Beauchesne will be the first to tell you that Beau’s Oktoberfest started as a marketing stunt to launch a new seasonal beer. “We knew we were in love with nice, clean German beers, and we had this one coming out that was specifically an Oktoberfest beer, so we thought, why not?”
In nine weeks, they pulled together a festival, serendipitously booking George Wendt, aka Norm from Cheers, which got them some press. “We sold 5,000 tickets,” she recalls of the surprising reception. “We thought a couple hundred people would come out and stand in a field and drink beer with us, so it blew us away.”
In time, the festival eclipsed those modest beginnings.
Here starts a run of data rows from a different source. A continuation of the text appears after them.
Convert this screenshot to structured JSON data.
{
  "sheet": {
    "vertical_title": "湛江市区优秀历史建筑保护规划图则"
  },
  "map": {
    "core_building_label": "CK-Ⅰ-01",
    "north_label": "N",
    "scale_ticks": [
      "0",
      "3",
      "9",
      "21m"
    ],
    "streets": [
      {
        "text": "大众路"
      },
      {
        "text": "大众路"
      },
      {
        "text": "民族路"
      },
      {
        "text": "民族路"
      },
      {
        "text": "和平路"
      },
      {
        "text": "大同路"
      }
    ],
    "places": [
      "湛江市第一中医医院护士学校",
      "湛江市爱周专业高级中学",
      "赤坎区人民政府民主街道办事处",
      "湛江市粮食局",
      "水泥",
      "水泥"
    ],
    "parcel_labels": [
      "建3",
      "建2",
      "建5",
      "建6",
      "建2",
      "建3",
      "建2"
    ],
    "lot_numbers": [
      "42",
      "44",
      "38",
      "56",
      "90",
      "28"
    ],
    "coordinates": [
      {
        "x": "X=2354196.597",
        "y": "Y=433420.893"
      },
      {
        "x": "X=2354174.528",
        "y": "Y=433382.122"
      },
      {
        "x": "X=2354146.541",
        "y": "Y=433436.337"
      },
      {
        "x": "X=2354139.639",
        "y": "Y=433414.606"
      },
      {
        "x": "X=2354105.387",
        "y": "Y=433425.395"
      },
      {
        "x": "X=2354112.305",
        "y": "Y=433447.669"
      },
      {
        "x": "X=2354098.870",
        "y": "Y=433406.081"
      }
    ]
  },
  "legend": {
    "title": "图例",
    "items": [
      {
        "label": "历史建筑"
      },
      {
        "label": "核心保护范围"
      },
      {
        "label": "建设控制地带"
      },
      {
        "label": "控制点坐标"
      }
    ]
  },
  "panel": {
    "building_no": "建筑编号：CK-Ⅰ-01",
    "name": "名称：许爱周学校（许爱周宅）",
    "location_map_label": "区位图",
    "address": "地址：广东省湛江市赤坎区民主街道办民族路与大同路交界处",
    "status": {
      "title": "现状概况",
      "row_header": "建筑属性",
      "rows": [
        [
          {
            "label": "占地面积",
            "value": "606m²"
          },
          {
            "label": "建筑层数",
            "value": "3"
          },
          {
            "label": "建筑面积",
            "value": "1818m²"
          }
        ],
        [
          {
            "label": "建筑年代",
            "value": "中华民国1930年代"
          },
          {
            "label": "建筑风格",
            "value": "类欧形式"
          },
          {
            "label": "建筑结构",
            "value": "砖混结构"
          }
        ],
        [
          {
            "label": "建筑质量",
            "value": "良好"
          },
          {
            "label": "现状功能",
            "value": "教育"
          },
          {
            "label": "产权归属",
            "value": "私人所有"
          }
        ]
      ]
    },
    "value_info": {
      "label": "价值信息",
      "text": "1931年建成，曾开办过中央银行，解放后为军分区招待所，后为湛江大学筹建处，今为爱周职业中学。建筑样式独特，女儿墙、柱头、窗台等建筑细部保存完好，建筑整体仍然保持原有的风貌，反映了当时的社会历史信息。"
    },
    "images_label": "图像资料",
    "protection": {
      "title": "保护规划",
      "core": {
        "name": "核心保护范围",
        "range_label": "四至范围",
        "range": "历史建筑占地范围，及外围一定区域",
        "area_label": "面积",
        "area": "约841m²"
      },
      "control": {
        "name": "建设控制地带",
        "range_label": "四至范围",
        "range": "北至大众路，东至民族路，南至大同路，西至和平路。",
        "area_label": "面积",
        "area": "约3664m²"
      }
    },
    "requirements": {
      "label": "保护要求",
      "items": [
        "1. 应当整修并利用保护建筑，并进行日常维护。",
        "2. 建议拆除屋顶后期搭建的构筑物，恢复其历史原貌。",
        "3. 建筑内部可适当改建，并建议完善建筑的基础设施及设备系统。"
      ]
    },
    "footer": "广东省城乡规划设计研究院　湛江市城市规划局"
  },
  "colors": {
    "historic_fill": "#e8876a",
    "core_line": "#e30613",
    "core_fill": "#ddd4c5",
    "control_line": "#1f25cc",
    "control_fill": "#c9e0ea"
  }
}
Always designed as an Oktoberfest for “a high-level lover of beer,” Beau’s added an educational component, including seminars about food and beer pairings, for example. They began to bring in beers from other breweries, debuting around a dozen new beers every year. They pioneered a “Stein hold struggle” – like tug-of-war but with a beer glass – and a sausage eating contest. They’re also well known for their bands, with a reputation for booking up-and-coming acts just before their big breakout (think, Neon Dreams), as well as “tickle your fancy” acts like Fred Penner. “Our approach is ‘ridiculousness upon ridiculousness,’” says Beauchesne. “Like, how can we pile it on so it’s just more and more fun?”
Rather than doing food trucks, local restaurants apply for the festival, preparing a special menu. “It’s a foodie festival,” says Beauchesne. “There’s more food than you could ever possibly eat. Like, every year it’s like, ‘Oh, I didn’t get to try that poutine made of spaetzle!’”
Beau’s community will have to wait a little longer to enjoy Oktoberfest; though many cities are celebrating their first year fully back after the pandemic, Beau’s is sitting this year out, though Beauchesne says they’ll be back “bigger and better” in 2023. In the meantime, though, they are continuing with what has been a major pillar of all Oktoberfests: giving back.
“It’s always been conceived of as our signature fundraising event of the year,” Beauchesne says. “What’s neat is that if, say, the local Lions Club gets together 50 people and you come and volunteer at the festival, we pay back that volunteer time as a donation to the organization,” she says. “It’s a win-win, because instead of paying, say, a third-party sanitation company, we can directly make a donation to their organization.” In usual years, there are also individual activations, like a dunk tank or a midway that raises funds for charities like Hidden Harvest.
This year, though there won’t be an in-person event, Beau’s is hosting a two-month long virtual ride, where participants can pledge to cycle any distance and raise funds for United Way in the process.
And if that’s not the spirit of Gemütlichkeit, we don’t know what is.